Thursday, February 24, 2011

Why I Didn't Go To The Rogue

Click on photos for full size image.
In my long litany of rivers a couple of posts ago you may have noticed the absence of the Rogue. So why didn't I drive down there? Well, it happened this way...

On Sunday after the retreat was officially over I decided to head east on Highway 42 to a bluegrass festival in Winston. My friend Pat, a washtub bassist who has numerous bluegrass contacts throughout the Northwest, gave me directions. I looked forward to some good photos and videos.

Just up the road I came on a long line of vehicles. The highway department was working to clear a slide. Coming in on Friday evening, in the dark, I had seen where they had cleared the road, but there was still a jumble of rock piled on the mountain side of the concrete barriers. Now they were clearing that out.
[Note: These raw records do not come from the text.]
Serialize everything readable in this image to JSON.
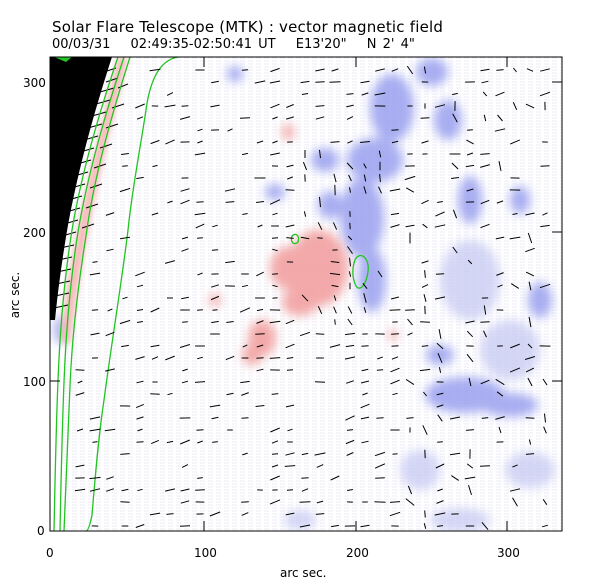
{
  "header": {
    "title": "Solar Flare Telescope (MTK) : vector magnetic field",
    "date": "00/03/31",
    "time_range": "02:49:35-02:50:41 UT",
    "position_lon": "E13'20\"",
    "position_lat": "N 2' 4\""
  },
  "axes": {
    "xlabel": "arc sec.",
    "ylabel": "arc sec.",
    "xlim": [
      0,
      340
    ],
    "ylim": [
      0,
      315
    ],
    "xticks": [
      "0",
      "100",
      "200",
      "300"
    ],
    "yticks": [
      "0",
      "100",
      "200",
      "300"
    ]
  },
  "colors": {
    "positive_polarity": "#f2a0a0",
    "negative_polarity": "#9aa0ef",
    "contour": "#22c422",
    "limb": "#000000",
    "vectors": "#000000"
  }
}
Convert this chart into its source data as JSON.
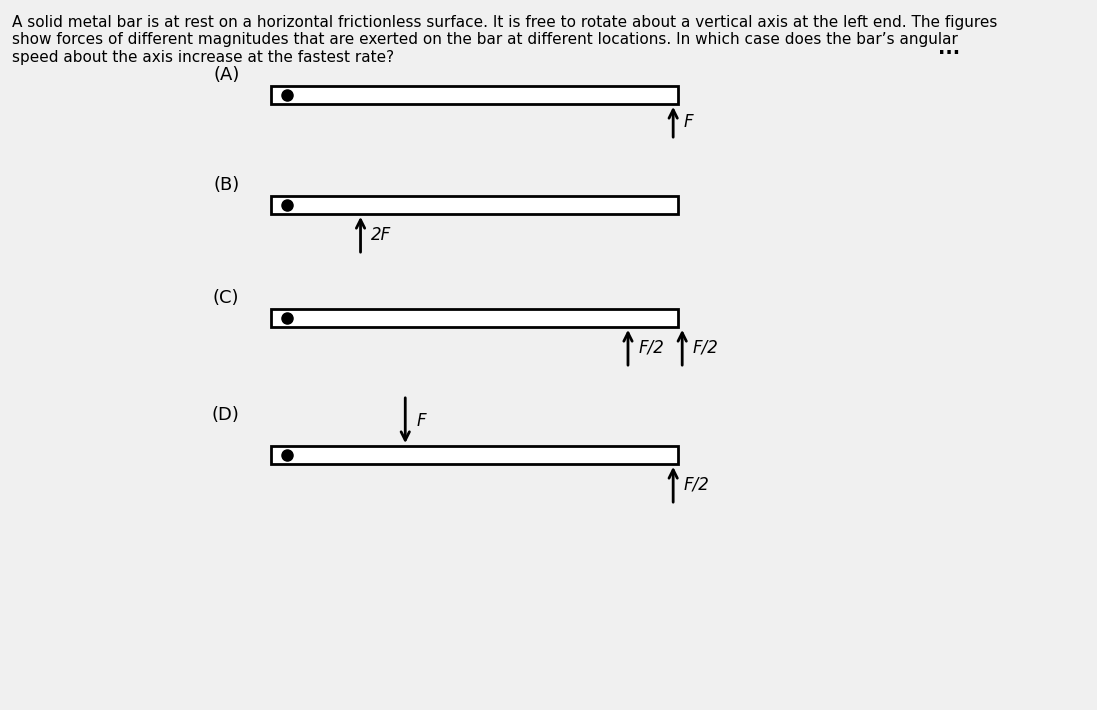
{
  "bg_color": "#f0f0f0",
  "text_color": "#000000",
  "question_text": "A solid metal bar is at rest on a horizontal frictionless surface. It is free to rotate about a vertical axis at the left end. The figures\nshow forces of different magnitudes that are exerted on the bar at different locations. In which case does the bar’s angular\nspeed about the axis increase at the fastest rate?",
  "cases": [
    "(A)",
    "(B)",
    "(C)",
    "(D)"
  ],
  "bar_color": "white",
  "bar_edge_color": "black",
  "dot_color": "black",
  "arrow_color": "black"
}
So I waited. At least I had something to look at, and I'm not talking about the sheep's butt.


They were letting only a few cars at a time go through. When it was my turn I saw two observers keeping a close watch on the mountainside and waving us through quickly. I realized I was glad not to have the job of operating that loader or sitting in that dump truck under an apparently still unstable mountain of rock.


I drove up to Winston and tried to find Grange Road. The directions I had been given seemed to have a fatal error. Couldn't find it. I stopped and asked. Went right where they told me to go. Couldn't find it. Based on my experience, and an hour spent driving around Winston, Grange Road does not exist.
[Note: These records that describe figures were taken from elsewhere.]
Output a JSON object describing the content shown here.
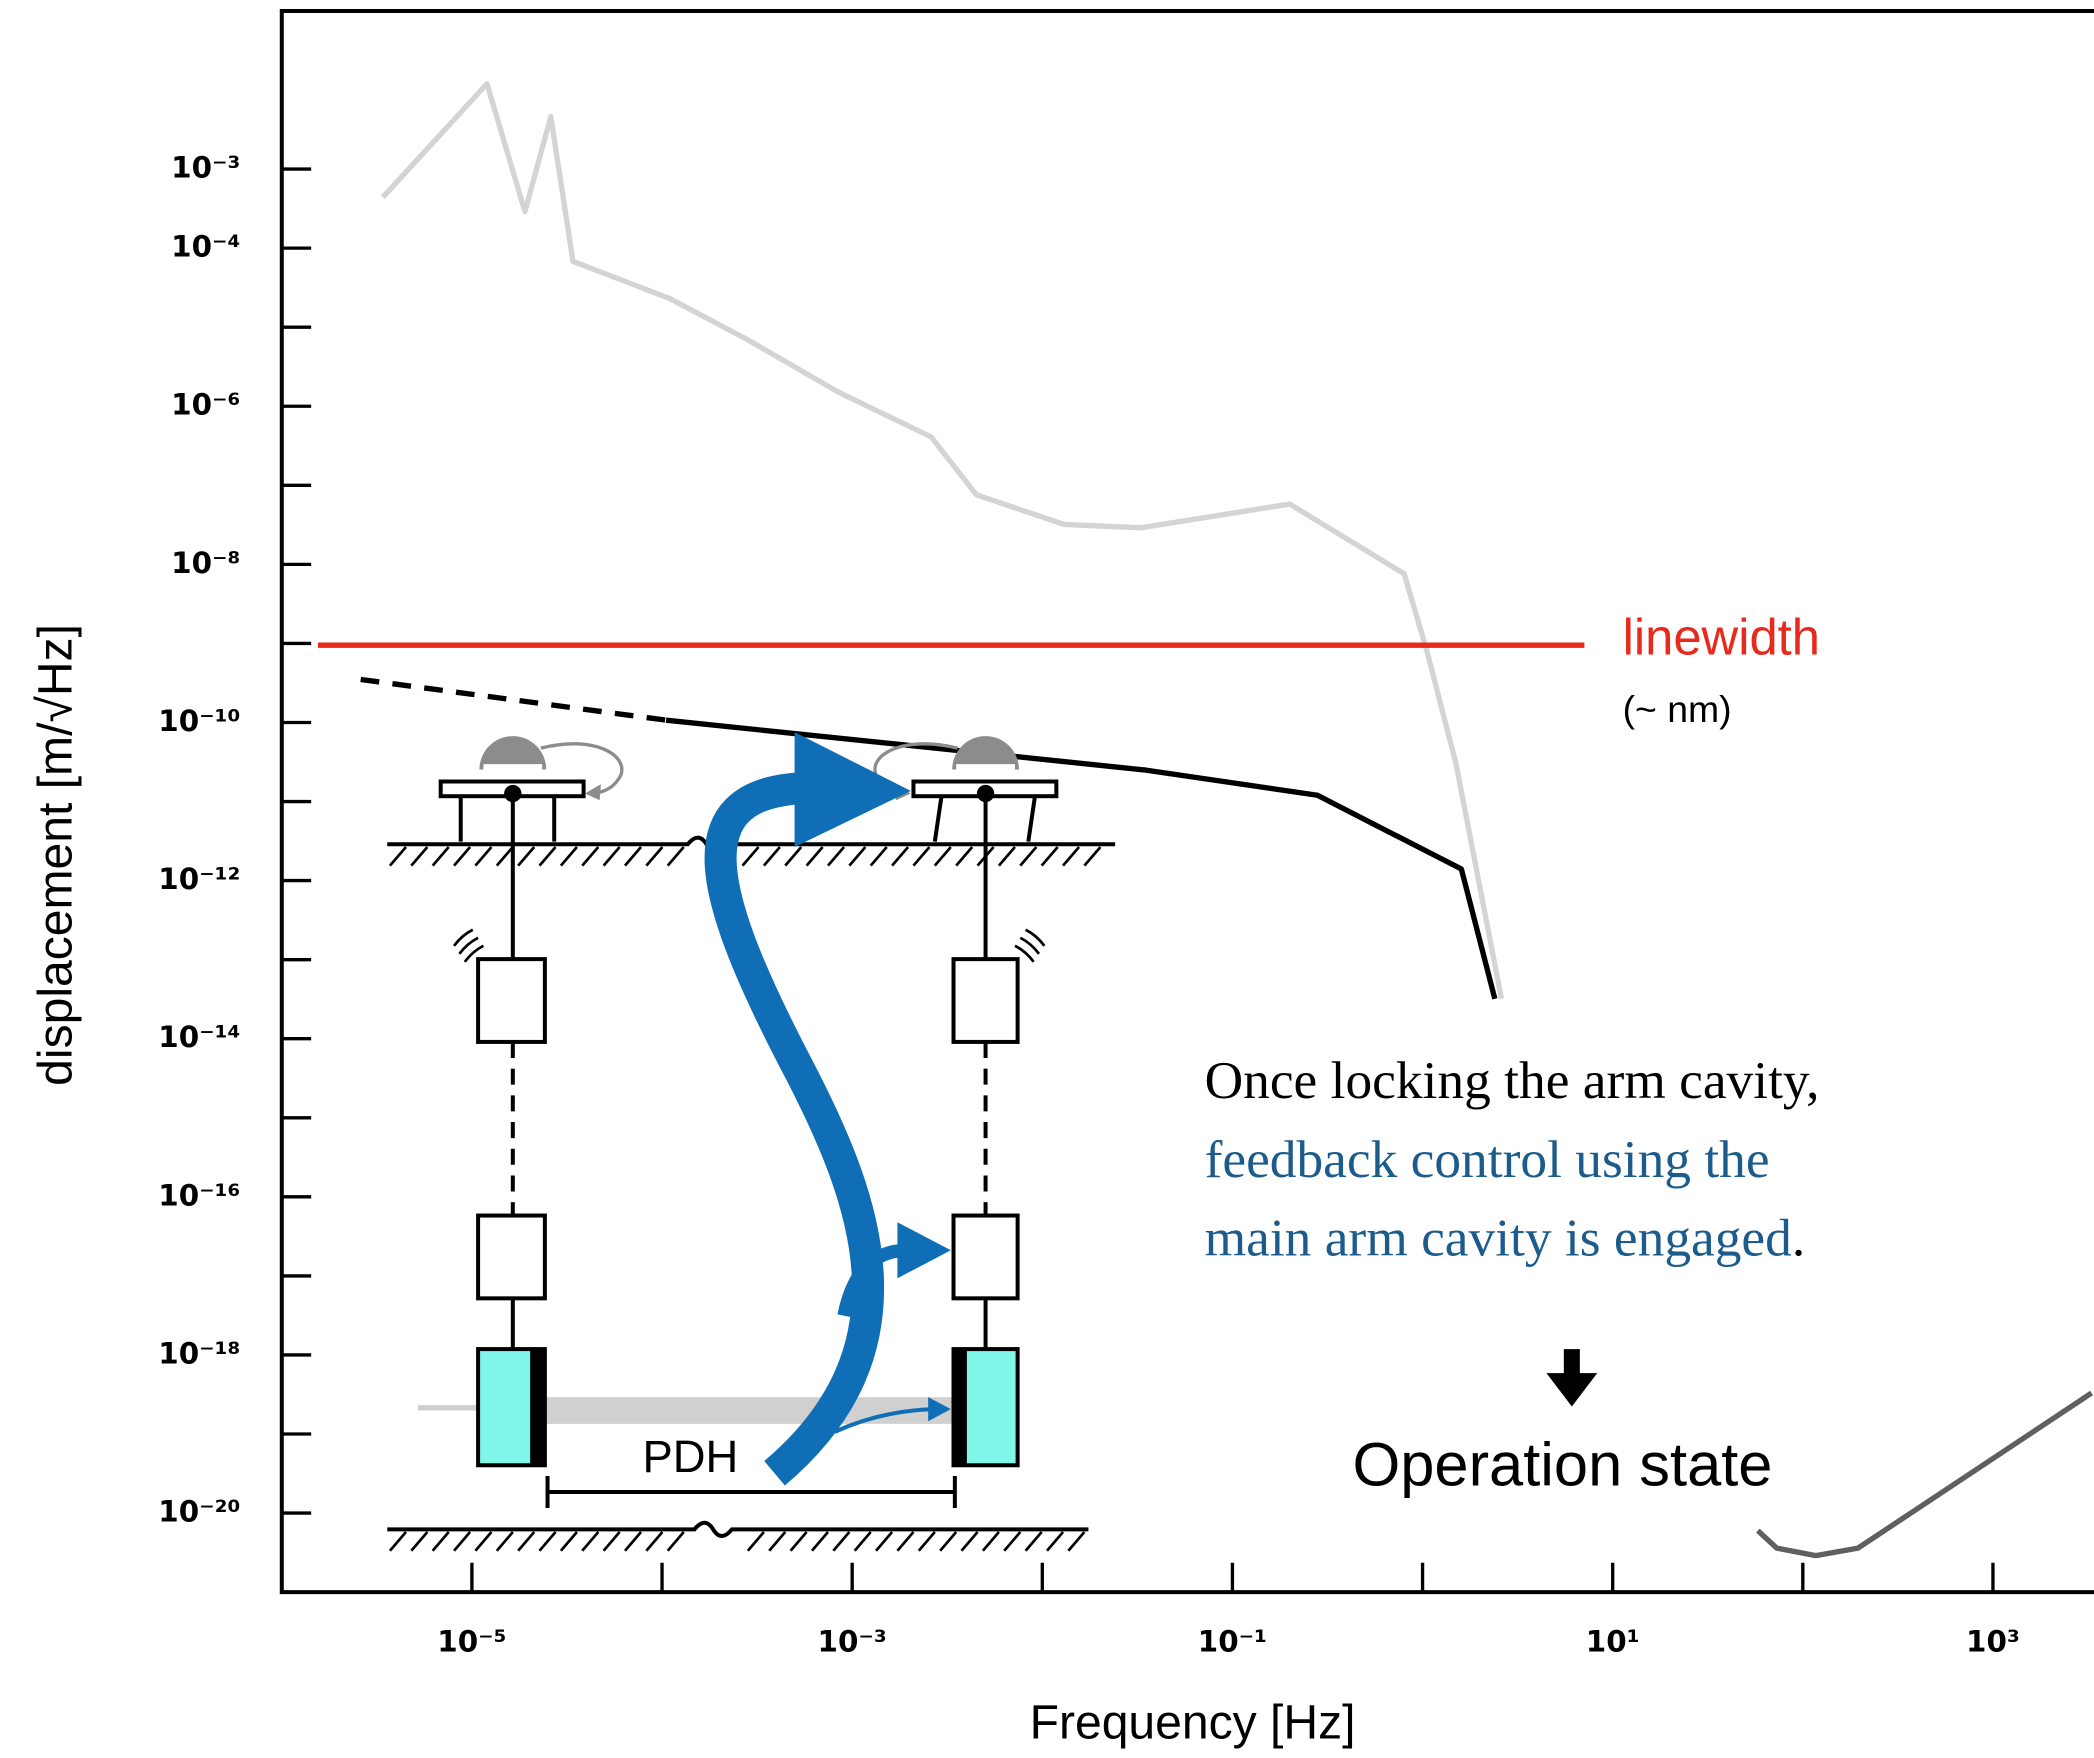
{
  "chart_data": {
    "type": "line",
    "xscale": "log",
    "yscale": "log",
    "xlabel": "Frequency [Hz]",
    "ylabel": "displacement [m/√Hz]",
    "xlim": [
      1e-06,
      3400
    ],
    "ylim": [
      1e-21,
      0.1
    ],
    "xticks": [
      {
        "value": 1e-05,
        "label": "10⁻⁵"
      },
      {
        "value": 0.001,
        "label": "10⁻³"
      },
      {
        "value": 0.1,
        "label": "10⁻¹"
      },
      {
        "value": 10,
        "label": "10¹"
      },
      {
        "value": 1000,
        "label": "10³"
      }
    ],
    "xminorticks": [
      0.0001,
      0.01,
      1,
      100
    ],
    "yticks": [
      {
        "value": 0.001,
        "label": "10⁻³"
      },
      {
        "value": 0.0001,
        "label": "10⁻⁴"
      },
      {
        "value": 1e-06,
        "label": "10⁻⁶"
      },
      {
        "value": 1e-08,
        "label": "10⁻⁸"
      },
      {
        "value": 1e-10,
        "label": "10⁻¹⁰"
      },
      {
        "value": 1e-12,
        "label": "10⁻¹²"
      },
      {
        "value": 1e-14,
        "label": "10⁻¹⁴"
      },
      {
        "value": 1e-16,
        "label": "10⁻¹⁶"
      },
      {
        "value": 1e-18,
        "label": "10⁻¹⁸"
      },
      {
        "value": 1e-20,
        "label": "10⁻²⁰"
      }
    ],
    "yminorticks": [
      1e-05,
      1e-07,
      1e-09,
      1e-11,
      1e-13,
      1e-15,
      1e-17,
      1e-19
    ],
    "series": [
      {
        "color": "#d4d4d4",
        "x": [
          3.4e-06,
          1.2e-05,
          1.9e-05,
          2.6e-05,
          3.4e-05,
          0.00011,
          0.00028,
          0.00085,
          0.0026,
          0.0045,
          0.013,
          0.033,
          0.2,
          0.8,
          1.05,
          1.5,
          2.6
        ],
        "values": [
          0.00044,
          0.012,
          0.00029,
          0.0046,
          6.8e-05,
          2.3e-05,
          7e-06,
          1.5e-06,
          4.1e-07,
          7.6e-08,
          3.2e-08,
          2.9e-08,
          5.8e-08,
          7.6e-09,
          8.3e-10,
          3e-11,
          3.2e-14
        ]
      },
      {
        "color": "#000000",
        "dash": true,
        "x": [
          2.6e-06,
          0.000105
        ],
        "values": [
          3.5e-10,
          1.07e-10
        ]
      },
      {
        "color": "#000000",
        "x": [
          0.000105,
          0.035,
          0.28,
          1.6,
          2.4
        ],
        "values": [
          1.07e-10,
          2.5e-11,
          1.2e-11,
          1.4e-12,
          3.2e-14
        ]
      },
      {
        "color": "#5f5f5f",
        "x": [
          58,
          73,
          117,
          195,
          3300
        ],
        "values": [
          6e-21,
          3.6e-21,
          2.9e-21,
          3.6e-21,
          3.3e-19
        ]
      },
      {
        "color": "#e8291c",
        "x": [
          1.55e-06,
          7.1
        ],
        "values": [
          9.5e-10,
          9.5e-10
        ]
      }
    ],
    "annotations": {
      "linewidth": "linewidth",
      "linewidth_note": "(~ nm)",
      "note_line1": "Once locking the arm cavity,",
      "note_line2": "feedback control using the",
      "note_line3": "main arm cavity is engaged",
      "note_end": ".",
      "result": "Operation state",
      "pdh": "PDH"
    }
  }
}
I gave up and decided to head back and maybe go scout out the Elk. I bought an Oregon map and headed back west on 42 toward camp. I got back to the slide area and took my place in the long line of trucks and cars. The work zone was out of sight around a bend. I waited. They sent a few vehicles through; we inched forward. I waited. They sent another small group of vehicles through. We inched forward. I waited...

Then no movement for a long time. People were getting out of their cars and walking down the road to see what was going on. Then they were walking back and cars ahead of me began to turn around. Then a highway department pickup came driving slowly along the line informing us that the road was closed: rocks over the road. Apparently no one was killed.
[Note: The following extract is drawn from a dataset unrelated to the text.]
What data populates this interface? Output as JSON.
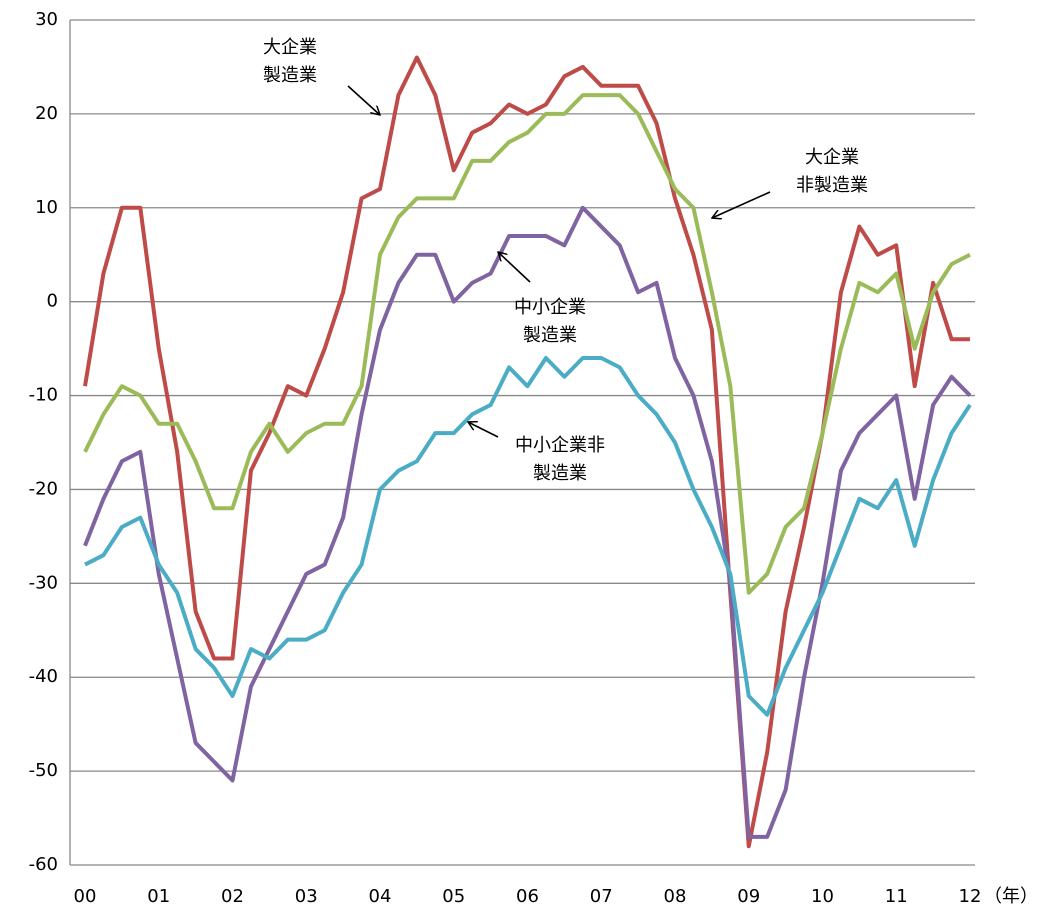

So now I had a new primary objective: finding my way back to camp. At least I had a map. I congratulated myself on my foresight in making that purchase. I failed to remind myself that a man and a map can be a dangerous combination. I found a road that would get me around the slide and back to camp in no time. No sweat. Off I went.

A couple of other cars, fellow refugees of the road closure, had found the same road, so we drove blithely along together. All went well until the road began climbing into the mountains. Then we came to a road sign that said, "Road Not Maintained For Winter Travel." Yeah, no shit. It was snow covered. Wet, heavy snow. But there were a couple of tracks through it. Someone was getting through. Why couldn't we? I've got studded tires. I'm a stud. We ventured forward.

Long story short, we didn't make it. The car ahead of me lost traction on a grade and went sideways in the road. I pulled over to get out of his way and lost traction too. So I began backing up, trapped in that terrifying duel with gravity and snow, trying to maintain that balance between not going so fast that you can't steer without going into an uncontrollable slide, and not riding the brakes so hard that the tires lose traction sending you into an uncontrollable slide. I almost lost it once, teetering on the edge of the snow-filled ditch. My legs and hands were trembling from the adrenaline rush.

I finally got to a more or less level place with room to turn around. While I was doing that the car that had been ahead of me came back down. I don't know where the other car was. They had gone on ahead. Maybe they're still up there. The camp manager, when I told this story later, said--incredulously, "You tried to go through the mountains? People have died up there..."

I got back down to 42 and regrouped. Time for Plan B. Plan B, it turned out, was a long circuit north on I5, then west on 138 and 38 all the way to the coast, then down 101 to 42 again. Well over a hundred miles. I considered heading back west on 42 to see if maybe they had cleared the slide, thinking I would feel foolish if I made that long drive when I could have gotten through. But then I'd also feel foolish if I got there and couldn't get through.

So I gassed up in Rosedale and did some sightseeing. That's when I saw those rivers. Highways 138 and 38 parallel the Umpqua all the way to the coast. It was beautiful, but I was in a hurry so only stopped for this one photo of the Umpqua.


On 101 I crossed this bridge. When I got to 42 there was a big flashing sign announcing that it was closed ahead due to a rock slide. So I hadn't made the long drive in vain.


By the time I got back to camp I had been seven hours on the road. I knew I had a 12 hour trip home, and didn't feel like making any extra trips. So the next morning I got up early, crossed the same bridge, stopped for one photo op along the coast, and rolled on home.


So that's why I didn't go to the Rogue.